Tuesday, August 24, 2010

Word Games

The Washington Post often runs word play competitions. One of their more famous ones had the goal of getting people to make new definitions for old words. Usually (but not always) these definitions take into account the true meaning of the word, but also rely heavily on the way the word sounds. For example:

Spatula: n. A fight among vampires.

I love word games, so I was inspired to take a stab at it myself.
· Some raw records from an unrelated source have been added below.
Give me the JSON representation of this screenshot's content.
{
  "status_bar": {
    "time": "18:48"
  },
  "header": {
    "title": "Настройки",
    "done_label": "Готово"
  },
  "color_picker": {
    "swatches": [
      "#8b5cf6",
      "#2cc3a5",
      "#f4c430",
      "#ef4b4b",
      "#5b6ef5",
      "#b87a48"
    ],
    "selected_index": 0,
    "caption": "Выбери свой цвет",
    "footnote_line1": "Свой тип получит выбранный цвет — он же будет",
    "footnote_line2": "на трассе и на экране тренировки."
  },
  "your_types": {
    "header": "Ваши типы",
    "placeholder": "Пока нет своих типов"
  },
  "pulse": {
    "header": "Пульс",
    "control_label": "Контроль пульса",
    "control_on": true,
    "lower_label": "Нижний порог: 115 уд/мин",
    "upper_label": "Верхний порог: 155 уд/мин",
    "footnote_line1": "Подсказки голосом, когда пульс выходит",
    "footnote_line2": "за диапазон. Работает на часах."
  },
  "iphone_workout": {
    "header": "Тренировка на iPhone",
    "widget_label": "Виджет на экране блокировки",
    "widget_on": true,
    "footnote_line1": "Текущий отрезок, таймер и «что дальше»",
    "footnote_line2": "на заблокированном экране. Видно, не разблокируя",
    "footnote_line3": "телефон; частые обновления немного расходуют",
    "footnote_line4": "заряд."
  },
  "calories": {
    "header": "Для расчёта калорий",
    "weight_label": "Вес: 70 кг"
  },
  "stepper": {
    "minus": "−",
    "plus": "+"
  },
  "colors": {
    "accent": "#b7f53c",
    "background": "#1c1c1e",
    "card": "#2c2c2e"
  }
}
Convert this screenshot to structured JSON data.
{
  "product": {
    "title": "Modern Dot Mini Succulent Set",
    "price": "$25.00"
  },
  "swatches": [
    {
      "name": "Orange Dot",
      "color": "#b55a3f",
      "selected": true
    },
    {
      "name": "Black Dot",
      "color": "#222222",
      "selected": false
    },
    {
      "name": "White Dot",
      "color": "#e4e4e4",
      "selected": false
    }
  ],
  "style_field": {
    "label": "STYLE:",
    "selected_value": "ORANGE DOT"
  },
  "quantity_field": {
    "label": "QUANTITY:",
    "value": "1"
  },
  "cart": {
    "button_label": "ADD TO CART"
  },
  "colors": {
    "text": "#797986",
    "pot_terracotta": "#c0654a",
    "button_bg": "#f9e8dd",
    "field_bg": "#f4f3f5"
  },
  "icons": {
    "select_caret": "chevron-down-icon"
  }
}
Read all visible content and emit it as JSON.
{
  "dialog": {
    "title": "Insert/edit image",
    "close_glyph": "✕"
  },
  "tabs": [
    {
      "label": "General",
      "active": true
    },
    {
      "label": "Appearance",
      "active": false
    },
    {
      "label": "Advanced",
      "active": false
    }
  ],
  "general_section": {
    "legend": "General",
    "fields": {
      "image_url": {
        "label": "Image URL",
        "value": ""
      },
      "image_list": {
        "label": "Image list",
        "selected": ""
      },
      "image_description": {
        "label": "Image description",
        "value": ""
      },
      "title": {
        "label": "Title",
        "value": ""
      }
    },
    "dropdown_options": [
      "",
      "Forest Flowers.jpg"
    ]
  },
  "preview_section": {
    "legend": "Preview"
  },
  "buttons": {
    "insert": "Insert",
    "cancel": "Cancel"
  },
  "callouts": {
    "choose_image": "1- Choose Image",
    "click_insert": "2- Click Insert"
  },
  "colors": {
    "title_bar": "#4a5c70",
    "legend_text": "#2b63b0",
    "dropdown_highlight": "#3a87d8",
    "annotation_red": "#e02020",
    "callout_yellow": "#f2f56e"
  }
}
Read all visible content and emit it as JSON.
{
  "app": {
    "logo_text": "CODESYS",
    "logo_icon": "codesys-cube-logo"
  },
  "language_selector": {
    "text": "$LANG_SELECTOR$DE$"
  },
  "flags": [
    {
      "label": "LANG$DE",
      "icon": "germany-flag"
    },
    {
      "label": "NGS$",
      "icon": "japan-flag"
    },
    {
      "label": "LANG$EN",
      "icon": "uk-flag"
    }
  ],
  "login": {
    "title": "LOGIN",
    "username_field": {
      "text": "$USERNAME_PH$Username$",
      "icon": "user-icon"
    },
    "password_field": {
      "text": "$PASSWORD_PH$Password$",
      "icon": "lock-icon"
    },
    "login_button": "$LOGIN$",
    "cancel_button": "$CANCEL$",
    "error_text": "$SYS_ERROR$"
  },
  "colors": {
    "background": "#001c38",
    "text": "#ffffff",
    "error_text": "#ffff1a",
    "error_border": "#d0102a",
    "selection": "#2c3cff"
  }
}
Some of the results can be seen below...

AMENABLE - harder work for a matador

ACRIMONY - hatred for one's spouse

BLISTER - a small lump which gives great pleasure when rubbed

BROADCAST - the stars of a chick flick

CLIENT - a lie in cnt

CHLOROFORM - paperwork that puts you to sleep

DERELICT - to refuse to please your wife orally

DOOM - a dyslexic explosion

ELECTROCUTE - to vote for someone based solely on their looks

EQUINE - alcohol that tastes like horse piss

EXACERBATE - to pleasure oneself with increasing violence

EXCEED - a plant

FALLACY - a lie about the size of your penis

FEMALE - like a male but with a cost attached

FLAMINGO - an opera singer who holds a note until he turns pink

GRANDIOSE - spectacular stockings

IMAGINATION - a country which doesn't exist

INCREMENT - to poop backwards

INFIRMARY - an impotence clinic

INFATUATE - those who the clinic has cured

LAMÉ - an alpaca drag queen

LINGER - sexy undies that are torn off too soon

LUMBAR - a pirate's wood

METRONOME - a very short Metrosexual

MOOSE - a Scottish computer peripheral

MYRRH - to half kill someone

NARCISSISM - a love of sibilance

NOISE - to be so badly beaten that your eye is in your nose

OMIT - 80% of your chunder

PASS - a run-of-the-mill bottom

PHYSICS - hiccups from a carbonated drink

PLEASURABLE - to collect bovine semen

PURPORT - the opposite durdirection to surstarboard

PYLONS - stockings for very long legs

REBUFF - to reject someone’s attempts to get you naked a second time

SCRUBBER - an abrasive prophylactic

SEMANTIC - an amorous feeling which dissipates after orgasm

SOLECISM - an inebriated astronomer

STAGNANT - the belief that a pregnancy has stalled

SUBURBAN - to order your fifth Kentucky whisky

TARANTULA - a spider which performs in "The Pirates Of Penzance"

TAXIDERMY - telling the IRS to get stuffed

VINDICATE - waiting until the very last second and then activating your indicator

WOK - to strike someone in the head with a kitchen utensil

XENOPHOBIA - fear of warrior princesses

So who else out there likes word games? Do you have any suggestions I've missed?


Katie S said...

LoL these were great! I'll have to come back later with some too.

Sommer Marsden said...

oh i'm not sure why this cracked me up but it did [MYRRH - to half kill someone]


i am terrible at stuff like this but envy those who are good at it.


Captain Dumbass said...

I got a good laugh out of metronome.

Willsin Rowe said...

Thank you guys. Katie, always lovely to hear from you. Sommer, I'm sure you've felt like myrrh-ing a few people in your time (I know I have).

Yarr, Cap'n Dumbass. Nice to see you over here, me heartie! Or are you not that kind of Captain? More the superhero type, huh?